The Pentagon has leaked an early plan of attack, heavy on numbers: 3,000 precision-guided bombs and missiles in the first 48 hours - ten times the number in the first two days of the other Gulf War.
But as we know from last Saturday's events, precision aircraft do not always find their way as planned. So how many innocent people would those bombs and missiles kill? I haven't heard an estimate.
And what, may I ask, will be their names? Will we ever know? Will we even be allowed to know if someone wants to tell us? Reporting civilian casualties was a no-no in Afghanistan. If war comes, will reporting about the lives of the non-American dead be considered an unpatriotic act?
At the UN this week, Sec'y of State Powell made the case his job demanded that he make: a single-minded case against Saddam Hussein.
But too much of the media has taken the prosecutor's question as the only question: We keep asking Did Saddam do it? Is Saddam hiding weapons of mass destruction? And if the answer is yes, the assumption is that it's right to go to war.
But that ignores a whole other set of questions that are at least as important. Would the thousands of certain deaths be worth it? How many certain deaths in war is too many to justify how much risk reduction from dislodging Saddam? How many innocent people is it moral to kill today to prevent how hypothetical a future attack? Just how many innocent people would likely die, anyway? And what would be their names?
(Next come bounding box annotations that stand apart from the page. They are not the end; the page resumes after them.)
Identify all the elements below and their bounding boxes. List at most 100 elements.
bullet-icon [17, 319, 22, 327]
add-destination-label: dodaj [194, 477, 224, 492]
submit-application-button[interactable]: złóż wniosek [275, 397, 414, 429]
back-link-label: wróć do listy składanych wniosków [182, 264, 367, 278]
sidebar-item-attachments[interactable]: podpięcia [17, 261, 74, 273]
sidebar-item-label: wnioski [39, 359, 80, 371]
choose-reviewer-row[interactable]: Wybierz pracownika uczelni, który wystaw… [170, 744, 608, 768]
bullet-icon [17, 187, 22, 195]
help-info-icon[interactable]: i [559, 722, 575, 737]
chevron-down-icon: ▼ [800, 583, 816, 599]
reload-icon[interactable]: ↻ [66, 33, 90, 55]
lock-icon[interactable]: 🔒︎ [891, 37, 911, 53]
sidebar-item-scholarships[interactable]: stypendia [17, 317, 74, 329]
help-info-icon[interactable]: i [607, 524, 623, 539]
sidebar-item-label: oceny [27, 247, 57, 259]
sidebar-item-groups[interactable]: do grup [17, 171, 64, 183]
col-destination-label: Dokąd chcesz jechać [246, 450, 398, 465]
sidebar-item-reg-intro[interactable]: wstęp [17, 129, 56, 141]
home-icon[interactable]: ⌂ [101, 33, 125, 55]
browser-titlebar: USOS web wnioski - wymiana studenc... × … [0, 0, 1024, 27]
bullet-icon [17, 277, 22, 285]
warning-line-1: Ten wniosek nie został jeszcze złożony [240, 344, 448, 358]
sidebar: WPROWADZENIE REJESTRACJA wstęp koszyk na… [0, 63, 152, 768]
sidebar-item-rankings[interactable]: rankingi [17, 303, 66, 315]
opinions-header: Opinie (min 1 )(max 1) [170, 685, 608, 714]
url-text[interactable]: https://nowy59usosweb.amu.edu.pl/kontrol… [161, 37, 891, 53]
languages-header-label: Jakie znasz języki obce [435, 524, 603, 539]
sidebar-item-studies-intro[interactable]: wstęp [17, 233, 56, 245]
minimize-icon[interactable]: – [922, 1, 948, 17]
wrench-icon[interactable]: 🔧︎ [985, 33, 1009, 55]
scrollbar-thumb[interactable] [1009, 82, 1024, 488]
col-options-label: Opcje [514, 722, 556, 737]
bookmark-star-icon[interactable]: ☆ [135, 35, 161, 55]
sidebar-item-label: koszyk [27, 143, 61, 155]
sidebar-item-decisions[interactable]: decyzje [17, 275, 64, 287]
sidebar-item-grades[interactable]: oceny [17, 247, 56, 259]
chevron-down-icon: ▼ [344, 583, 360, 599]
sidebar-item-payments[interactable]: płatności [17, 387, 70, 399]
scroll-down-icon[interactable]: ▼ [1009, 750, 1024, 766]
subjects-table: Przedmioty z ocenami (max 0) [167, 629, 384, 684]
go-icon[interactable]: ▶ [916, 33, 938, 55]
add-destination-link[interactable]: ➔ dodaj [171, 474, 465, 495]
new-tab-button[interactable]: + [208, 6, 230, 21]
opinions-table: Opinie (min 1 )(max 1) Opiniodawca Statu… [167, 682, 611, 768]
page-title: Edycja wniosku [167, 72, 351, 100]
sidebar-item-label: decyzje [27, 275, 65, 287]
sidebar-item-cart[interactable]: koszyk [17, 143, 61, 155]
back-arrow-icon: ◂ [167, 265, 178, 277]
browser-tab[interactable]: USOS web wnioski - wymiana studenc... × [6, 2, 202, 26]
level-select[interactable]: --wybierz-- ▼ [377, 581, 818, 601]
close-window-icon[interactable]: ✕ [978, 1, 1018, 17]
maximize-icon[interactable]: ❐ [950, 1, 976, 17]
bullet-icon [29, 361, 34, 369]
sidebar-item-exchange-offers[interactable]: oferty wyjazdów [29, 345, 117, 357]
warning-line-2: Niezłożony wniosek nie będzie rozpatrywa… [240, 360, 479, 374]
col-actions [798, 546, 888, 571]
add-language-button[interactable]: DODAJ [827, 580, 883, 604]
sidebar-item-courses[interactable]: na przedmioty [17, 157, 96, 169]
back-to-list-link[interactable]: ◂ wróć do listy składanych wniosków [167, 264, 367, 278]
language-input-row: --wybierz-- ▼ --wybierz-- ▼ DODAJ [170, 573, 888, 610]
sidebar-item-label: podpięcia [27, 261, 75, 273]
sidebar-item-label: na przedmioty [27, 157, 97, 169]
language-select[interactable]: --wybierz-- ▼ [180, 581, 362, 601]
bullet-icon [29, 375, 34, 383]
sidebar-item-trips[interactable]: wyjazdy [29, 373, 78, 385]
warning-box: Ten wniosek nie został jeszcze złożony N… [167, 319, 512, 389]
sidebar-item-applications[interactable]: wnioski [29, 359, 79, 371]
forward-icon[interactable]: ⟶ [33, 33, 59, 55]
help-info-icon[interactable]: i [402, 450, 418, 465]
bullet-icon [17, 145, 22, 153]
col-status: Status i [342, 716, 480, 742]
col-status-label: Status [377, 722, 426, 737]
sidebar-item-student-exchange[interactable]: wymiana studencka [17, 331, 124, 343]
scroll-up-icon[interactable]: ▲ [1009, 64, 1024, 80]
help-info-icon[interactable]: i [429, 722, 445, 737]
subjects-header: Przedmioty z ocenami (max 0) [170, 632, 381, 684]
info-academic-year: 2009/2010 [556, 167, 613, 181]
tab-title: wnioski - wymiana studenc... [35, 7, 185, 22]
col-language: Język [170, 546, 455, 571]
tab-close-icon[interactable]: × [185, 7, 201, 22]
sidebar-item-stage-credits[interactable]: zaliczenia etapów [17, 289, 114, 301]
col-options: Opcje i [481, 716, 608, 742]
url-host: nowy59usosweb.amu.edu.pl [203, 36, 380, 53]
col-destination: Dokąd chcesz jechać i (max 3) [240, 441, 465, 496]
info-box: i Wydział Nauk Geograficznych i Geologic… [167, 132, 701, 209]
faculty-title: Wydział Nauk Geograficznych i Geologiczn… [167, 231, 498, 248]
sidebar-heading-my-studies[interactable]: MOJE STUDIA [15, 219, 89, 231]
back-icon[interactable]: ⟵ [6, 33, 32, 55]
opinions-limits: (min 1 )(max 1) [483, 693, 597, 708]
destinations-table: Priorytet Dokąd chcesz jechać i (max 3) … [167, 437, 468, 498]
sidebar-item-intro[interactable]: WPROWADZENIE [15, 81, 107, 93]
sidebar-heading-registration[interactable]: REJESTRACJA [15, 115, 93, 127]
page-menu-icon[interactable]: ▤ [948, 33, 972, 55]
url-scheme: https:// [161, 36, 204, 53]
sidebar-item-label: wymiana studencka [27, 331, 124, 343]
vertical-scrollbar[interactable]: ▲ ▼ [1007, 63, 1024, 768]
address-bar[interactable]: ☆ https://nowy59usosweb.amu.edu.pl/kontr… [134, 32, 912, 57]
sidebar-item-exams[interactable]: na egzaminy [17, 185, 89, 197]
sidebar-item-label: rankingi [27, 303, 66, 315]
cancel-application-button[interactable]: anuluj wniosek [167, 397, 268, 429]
Have you noticed there has been plenty of media analysis of how much money a war would cost, but none about how many lives? Why exactly is that?
If those sound like anti-war questions, they are. And granted, there are similar questions on the other side: For example, will the Iraqi people suffer more in a short but brutal war or a long but brutal Saddam Hussein regime if we allow it to continue and to be passed onto his son? It's fair to ask.
But we're not engaging any of these questions. We're only asking Does Saddam deserve it? Okay, yes.
The much-maligned French President Jacques Chirac is not my hero, but he has asked at least two important bottom line questions: Doesn't war always represent a failure? And now that the weapons inspectors are back, at the point of a loaded army, why not the risks of containment, rather than the risks of war?
Aren't those the real questions now? Let's have a real debate.